夏の煎茶

osamuharada2005-06-25

梅雨だというのに、毎日暑いですね。新茶シーズンもいよいよ終わる頃ですが、5月に南から順に北上してくる各地の新茶を、今年も楽しませてもらいました。銀座松屋の「茶の葉」さんで、いつも買っている静岡県小笠郡の「小笠」(みる芽作り)も、今年の新茶ではことのほか若々しさがあって、ただでさえ爽やかで柔らかな味は、それに加えて蕉風俳諧でいう「軽み」を感ぜしめ、清涼感を絵に描いたごとき味覚でした。さらにそれから8種くらい飲んだなかでは、静岡県赤石山麓で摘まれた自然農法の「海久保」には驚きました。大自然の力強さ、山や土や霧や雨や太陽の恵みそのものです。100g飲んだところで、あまりに美味いので、すぐまた買いに行ってお店の人に思わず感想を言ったところ、この2,3年ちょっと元気のなかった「海久保」が、今年はほんとにまさに力のある良いできなんですよと、我が事のように喜んでいました。お茶にもヴィンテージがあるんですね。あれからまた今日も、そろそろシーズン最後の新茶を何か、と買ってきたらまたビックリ、今度はやはり自然農法の「宇治童仙房」(京都府相楽郡です)の新茶(生仕上げ)がとても美味い。もとより宇治はまろやかなのが、よりまろやかで、一言これは何とも可愛い味、としか表現できません。可愛い研究家としては、お茶にも可愛いがあるとは、不覚にも思い当たらなかったのであります。普通、宇治の新茶だけは、これからゆっくり寝かして9月頃から新茶としてお店にやって来ます。

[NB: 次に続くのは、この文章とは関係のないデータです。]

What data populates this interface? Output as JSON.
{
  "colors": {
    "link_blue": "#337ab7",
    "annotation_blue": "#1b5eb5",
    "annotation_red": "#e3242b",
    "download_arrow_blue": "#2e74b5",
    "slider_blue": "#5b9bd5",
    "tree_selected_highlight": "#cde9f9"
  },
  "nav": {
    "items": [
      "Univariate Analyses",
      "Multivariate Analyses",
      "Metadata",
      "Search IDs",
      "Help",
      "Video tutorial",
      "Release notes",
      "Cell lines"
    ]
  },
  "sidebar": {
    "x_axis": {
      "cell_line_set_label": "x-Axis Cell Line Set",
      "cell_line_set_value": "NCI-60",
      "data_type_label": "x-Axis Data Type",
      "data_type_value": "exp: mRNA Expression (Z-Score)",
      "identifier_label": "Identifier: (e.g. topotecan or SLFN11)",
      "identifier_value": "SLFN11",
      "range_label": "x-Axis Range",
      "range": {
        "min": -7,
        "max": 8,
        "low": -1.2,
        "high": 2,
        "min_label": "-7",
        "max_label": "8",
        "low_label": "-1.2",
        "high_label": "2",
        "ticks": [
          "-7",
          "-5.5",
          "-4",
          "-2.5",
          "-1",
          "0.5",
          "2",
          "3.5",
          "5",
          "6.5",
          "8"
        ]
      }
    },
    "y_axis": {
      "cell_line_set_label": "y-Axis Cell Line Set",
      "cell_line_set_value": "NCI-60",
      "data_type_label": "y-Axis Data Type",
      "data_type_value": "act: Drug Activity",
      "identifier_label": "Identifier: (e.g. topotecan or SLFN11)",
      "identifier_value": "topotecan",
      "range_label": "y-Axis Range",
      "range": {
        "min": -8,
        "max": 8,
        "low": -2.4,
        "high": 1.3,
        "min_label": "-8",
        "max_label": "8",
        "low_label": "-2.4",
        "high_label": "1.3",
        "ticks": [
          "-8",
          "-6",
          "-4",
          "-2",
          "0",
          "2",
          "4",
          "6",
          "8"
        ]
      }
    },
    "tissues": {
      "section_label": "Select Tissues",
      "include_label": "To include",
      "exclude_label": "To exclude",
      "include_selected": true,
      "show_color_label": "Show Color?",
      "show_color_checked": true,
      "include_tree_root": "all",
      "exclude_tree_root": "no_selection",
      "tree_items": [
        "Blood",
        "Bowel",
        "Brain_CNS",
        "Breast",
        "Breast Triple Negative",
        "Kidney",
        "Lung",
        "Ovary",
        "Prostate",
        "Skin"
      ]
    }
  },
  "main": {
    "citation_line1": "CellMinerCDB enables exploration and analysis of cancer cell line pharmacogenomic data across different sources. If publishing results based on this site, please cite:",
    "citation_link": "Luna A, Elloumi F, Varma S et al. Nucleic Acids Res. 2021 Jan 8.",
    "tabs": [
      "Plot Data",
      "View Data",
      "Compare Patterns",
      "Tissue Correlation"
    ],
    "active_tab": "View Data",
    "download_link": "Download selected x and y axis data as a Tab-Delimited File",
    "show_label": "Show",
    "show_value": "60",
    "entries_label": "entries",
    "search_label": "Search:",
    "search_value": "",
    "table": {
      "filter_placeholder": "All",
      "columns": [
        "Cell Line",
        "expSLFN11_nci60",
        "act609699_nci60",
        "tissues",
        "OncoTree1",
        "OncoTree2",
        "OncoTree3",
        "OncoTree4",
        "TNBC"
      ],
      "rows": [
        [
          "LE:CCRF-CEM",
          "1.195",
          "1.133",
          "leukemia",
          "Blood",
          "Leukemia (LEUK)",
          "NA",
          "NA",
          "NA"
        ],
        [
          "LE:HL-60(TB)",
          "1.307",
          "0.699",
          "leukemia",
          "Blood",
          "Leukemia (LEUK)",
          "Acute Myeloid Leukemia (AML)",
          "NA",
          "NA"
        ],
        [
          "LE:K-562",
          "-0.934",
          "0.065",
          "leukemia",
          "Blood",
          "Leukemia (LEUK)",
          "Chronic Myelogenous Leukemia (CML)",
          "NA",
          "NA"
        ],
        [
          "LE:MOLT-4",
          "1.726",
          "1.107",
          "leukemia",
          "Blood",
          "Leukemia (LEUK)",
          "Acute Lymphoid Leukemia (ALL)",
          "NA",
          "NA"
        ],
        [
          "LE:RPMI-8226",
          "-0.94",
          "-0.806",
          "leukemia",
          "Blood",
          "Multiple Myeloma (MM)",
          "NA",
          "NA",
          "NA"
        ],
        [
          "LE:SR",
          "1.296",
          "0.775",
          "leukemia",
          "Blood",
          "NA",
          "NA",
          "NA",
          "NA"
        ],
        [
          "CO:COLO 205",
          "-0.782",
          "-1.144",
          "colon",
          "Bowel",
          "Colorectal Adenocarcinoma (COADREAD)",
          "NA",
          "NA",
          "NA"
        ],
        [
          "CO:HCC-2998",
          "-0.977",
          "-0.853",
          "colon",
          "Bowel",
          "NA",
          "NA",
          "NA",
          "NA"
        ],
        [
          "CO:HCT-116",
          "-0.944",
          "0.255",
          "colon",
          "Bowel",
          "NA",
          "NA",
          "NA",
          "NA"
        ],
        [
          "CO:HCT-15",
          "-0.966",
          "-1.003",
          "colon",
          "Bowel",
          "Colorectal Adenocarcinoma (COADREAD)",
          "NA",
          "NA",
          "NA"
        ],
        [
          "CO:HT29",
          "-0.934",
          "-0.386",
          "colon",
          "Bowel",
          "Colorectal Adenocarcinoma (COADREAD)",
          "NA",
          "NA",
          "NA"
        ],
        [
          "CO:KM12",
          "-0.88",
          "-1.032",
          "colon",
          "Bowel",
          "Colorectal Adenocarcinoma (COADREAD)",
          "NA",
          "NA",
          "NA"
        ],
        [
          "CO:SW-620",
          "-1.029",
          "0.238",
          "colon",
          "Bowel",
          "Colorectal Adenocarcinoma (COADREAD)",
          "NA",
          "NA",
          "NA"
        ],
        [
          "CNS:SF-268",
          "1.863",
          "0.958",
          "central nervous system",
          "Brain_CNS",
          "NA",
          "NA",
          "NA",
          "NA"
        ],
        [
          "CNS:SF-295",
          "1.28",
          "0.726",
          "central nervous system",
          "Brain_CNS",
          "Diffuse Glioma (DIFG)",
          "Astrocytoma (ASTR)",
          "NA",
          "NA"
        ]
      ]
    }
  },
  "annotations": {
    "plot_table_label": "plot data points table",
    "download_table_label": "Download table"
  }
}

ぼくは一年を通じて毎日の煎茶飲みですが、いつもの日本の染付け茶碗も、夏には気分を変えて、上の写真のような19世紀頃の英国のティーカップを使ってみたりします。この茶碗に描いてある絵は、片面に旅の途中の若者が木陰で犬と休憩する図、反対側にはその若いのが貴婦人の庭のテーブルでお茶によばれている図柄で、どうも男が女を口説いているように見える。内側上部には野薔薇が描かれています。日本の染付けにある祥瑞、山水や赤壁賦の図柄に比べて、よく見ると気恥ずかしくなるような図柄ですが、畳のうえではなく、バーカウンターなどで使うと煎茶にも合う気がしてきます。茶碗に椰子の葉陰が映りこんでるところ(芸が細かい)が、ちょっと夏向きでしょ。湯町窯の耳の付いたスープ皿には、自然児「海久保」の新茶に合わせて、松屋の地下2階「正直村」で買った、素朴な土佐の芋けんぴと、沖縄黒糖のかりんとうを混ぜてます。このお茶、京菓子には全然合いません。煎茶趣味近況報告でした。